En cette période électorale, tout doit entrer dans le cadre binaire droite/gauche. Il en va de même pour les entreprises qui, selon une étude de Nomen Research, véhiculent tantôt des valeurs de gauche, tantôt des valeurs de droite. Ce sondage a été réalisé entre le 16 et le 20 mars 2012 sur un échantillon de 963 français adultes.

23 entreprises des NTIC sont passées au banc d’essai. IBM, Blackberry, Microsoft et Apple sont majoritairement perçues à droite. Bouygues Télécom, Orange et SFR sont aussi plutôt perçues de ce côté de l’échiquier politique. Free entre dans la catégorie d’entreprises plutôt perçues à gauche (44% des sondés), ainsi que La Poste Mobile (38% des sondés).
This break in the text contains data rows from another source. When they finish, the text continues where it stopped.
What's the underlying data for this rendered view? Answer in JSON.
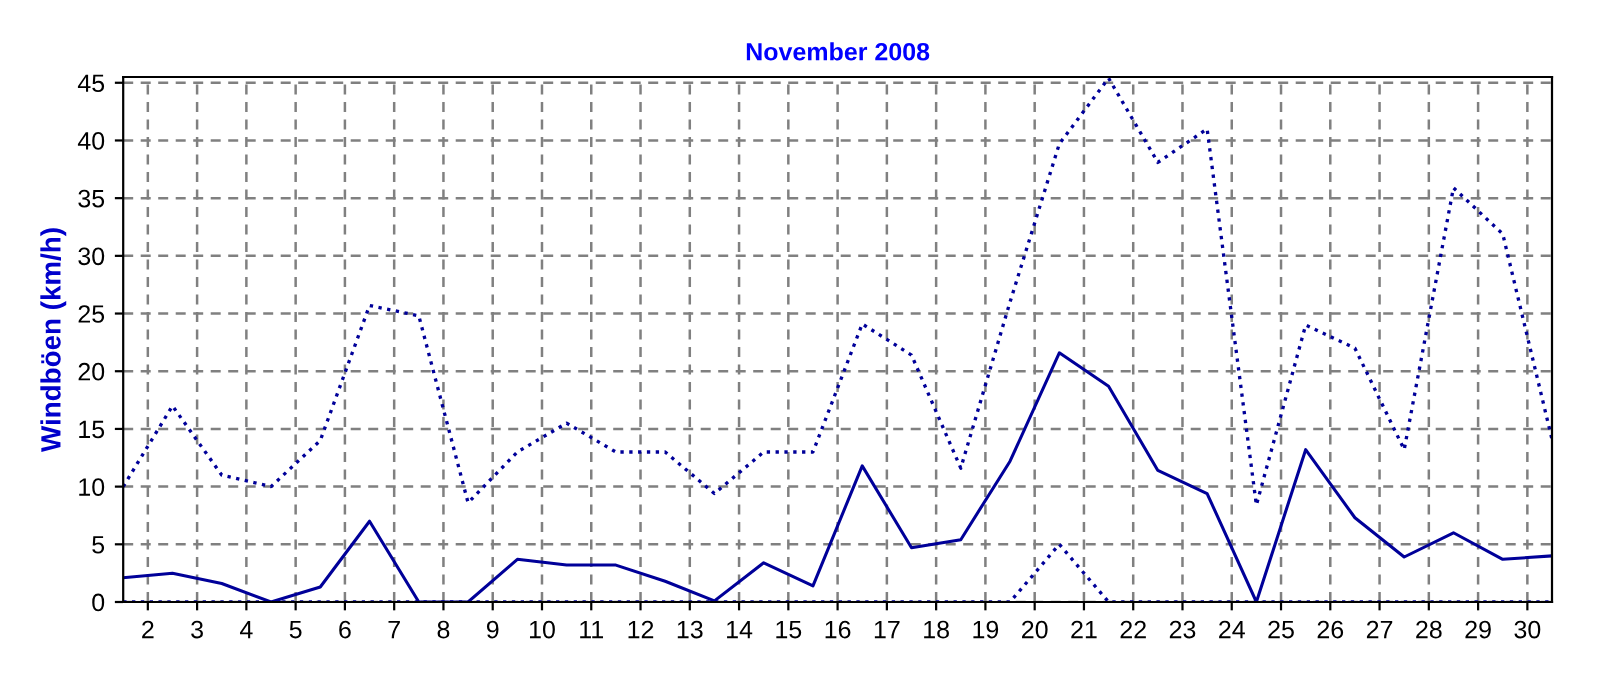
{
  "chart_data": {
    "type": "line",
    "title": "November 2008",
    "ylabel": "Windböen (km/h)",
    "x": [
      1.5,
      2.5,
      3.5,
      4.5,
      5.5,
      6.5,
      7.5,
      8.5,
      9.5,
      10.5,
      11.5,
      12.5,
      13.5,
      14.5,
      15.5,
      16.5,
      17.5,
      18.5,
      19.5,
      20.5,
      21.5,
      22.5,
      23.5,
      24.5,
      25.5,
      26.5,
      27.5,
      28.5,
      29.5,
      30.5
    ],
    "series": [
      {
        "color": "#000099",
        "line_style": "dotted",
        "values": [
          10,
          17,
          11,
          10,
          14,
          25.7,
          24.8,
          8.6,
          13,
          15.5,
          13,
          13,
          9.4,
          13,
          13,
          24.1,
          21.4,
          11.6,
          26,
          39.7,
          45.4,
          38.1,
          41,
          8.4,
          24,
          22,
          13.2,
          35.9,
          31.9,
          14.1
        ]
      },
      {
        "color": "#000099",
        "line_style": "solid",
        "values": [
          2.1,
          2.5,
          1.6,
          0,
          1.3,
          7,
          0,
          0,
          3.7,
          3.2,
          3.2,
          1.8,
          0.1,
          3.4,
          1.4,
          11.8,
          4.7,
          5.4,
          12.2,
          21.6,
          18.7,
          11.4,
          9.4,
          0,
          13.2,
          7.3,
          3.9,
          6,
          3.7,
          4
        ]
      },
      {
        "color": "#000099",
        "line_style": "dotted",
        "values": [
          0,
          0,
          0,
          0,
          0,
          0,
          0,
          0,
          0,
          0,
          0,
          0,
          0,
          0,
          0,
          0,
          0,
          0,
          0,
          5,
          0,
          0,
          0,
          0,
          0,
          0,
          0,
          0,
          0,
          0
        ]
      }
    ],
    "xlim": [
      1.5,
      30.5
    ],
    "xticks": [
      2,
      3,
      4,
      5,
      6,
      7,
      8,
      9,
      10,
      11,
      12,
      13,
      14,
      15,
      16,
      17,
      18,
      19,
      20,
      21,
      22,
      23,
      24,
      25,
      26,
      27,
      28,
      29,
      30
    ],
    "ylim": [
      0,
      45.5
    ],
    "yticks": [
      0,
      5,
      10,
      15,
      20,
      25,
      30,
      35,
      40,
      45
    ],
    "grid": true,
    "marker": "none"
  }
}
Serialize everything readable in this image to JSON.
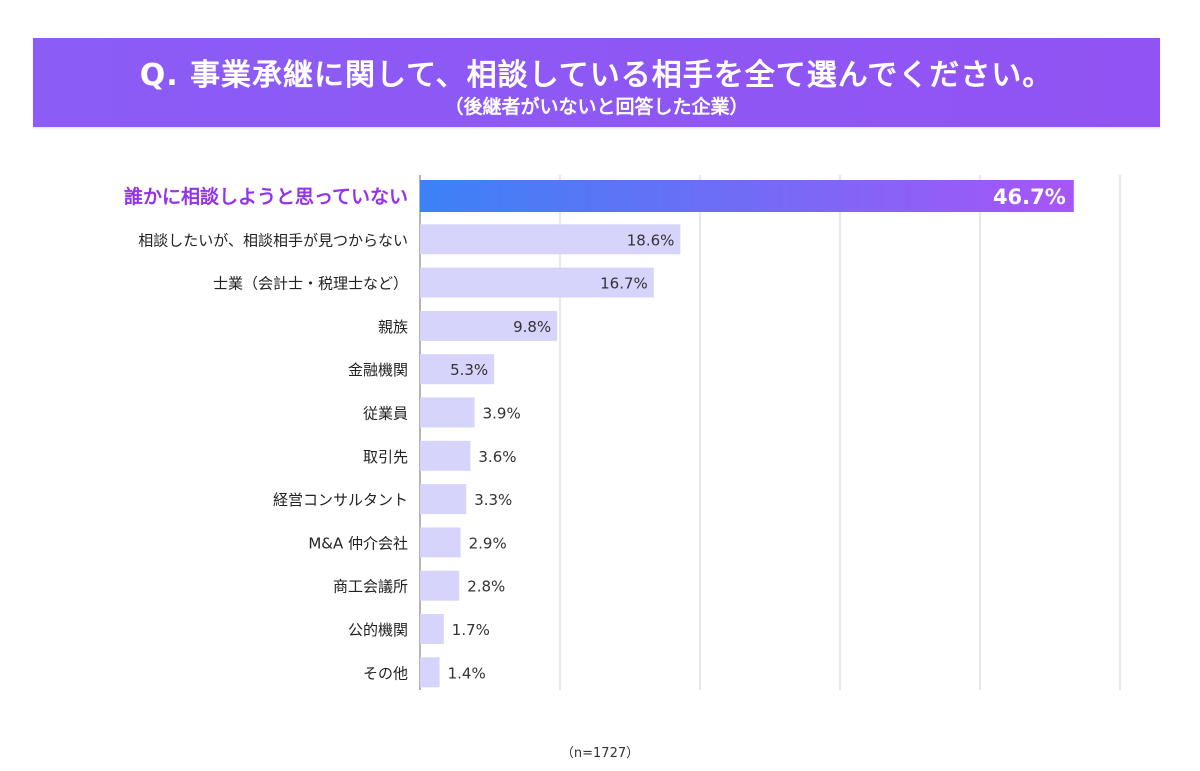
{
  "header": {
    "title": "Q. 事業承継に関して、相談している相手を全て選んでください。",
    "subtitle": "（後継者がいないと回答した企業）"
  },
  "footnote": "（n=1727）",
  "colors": {
    "banner": "#8b5cf6",
    "bar": "#d6d4fb",
    "highlight_start": "#3b82f6",
    "highlight_end": "#a855f7",
    "highlight_label": "#9333ea",
    "grid": "#d9d9e0",
    "axis": "#9a9aa6"
  },
  "chart_data": {
    "type": "bar",
    "orientation": "horizontal",
    "categories": [
      "誰かに相談しようと思っていない",
      "相談したいが、相談相手が見つからない",
      "士業（会計士・税理士など）",
      "親族",
      "金融機関",
      "従業員",
      "取引先",
      "経営コンサルタント",
      "M&A 仲介会社",
      "商工会議所",
      "公的機関",
      "その他"
    ],
    "values": [
      46.7,
      18.6,
      16.7,
      9.8,
      5.3,
      3.9,
      3.6,
      3.3,
      2.9,
      2.8,
      1.7,
      1.4
    ],
    "value_labels": [
      "46.7%",
      "18.6%",
      "16.7%",
      "9.8%",
      "5.3%",
      "3.9%",
      "3.6%",
      "3.3%",
      "2.9%",
      "2.8%",
      "1.7%",
      "1.4%"
    ],
    "highlight_index": 0,
    "xlim": [
      0,
      50
    ],
    "grid_step": 10,
    "grid": true,
    "legend": "none"
  }
}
Une logique faible et une idéologie forte

On peut se poser la question du fondement logique et idéologique de ces études. Rien n’est dit sur ce qui est qualifié de « valeur de gauche » ou de « valeur de droite ». Il s’agira, pour le sondé, de fonctionner selon un échiquier fictif (s’appliquant uniquement au politique et non aux entreprises) qui confine à un certain sectarisme de la pensée. Ainsi, inconsciemment, Apple serait une entreprise véhiculant des valeurs de droite pour l’élitisme imposé par les prix qu’elle pratique. Free inspirerait des valeurs de gauche en fonction des mêmes types de critères (forfait à 2 euros, par exemple). Or, les entreprises n’appartiennent à aucun rang politique, puisqu’elles ne briguent aucun pouvoir (sauf en sous-main…). De plus, l’objectif de l’entreprise au sein d’une économie ouverte dans laquelle la concurrence est libre et non faussée est de produire du profit, ce qui d’un point de vue général et binaire reviendrait à classer toute les entreprises à… droite, Free y compris.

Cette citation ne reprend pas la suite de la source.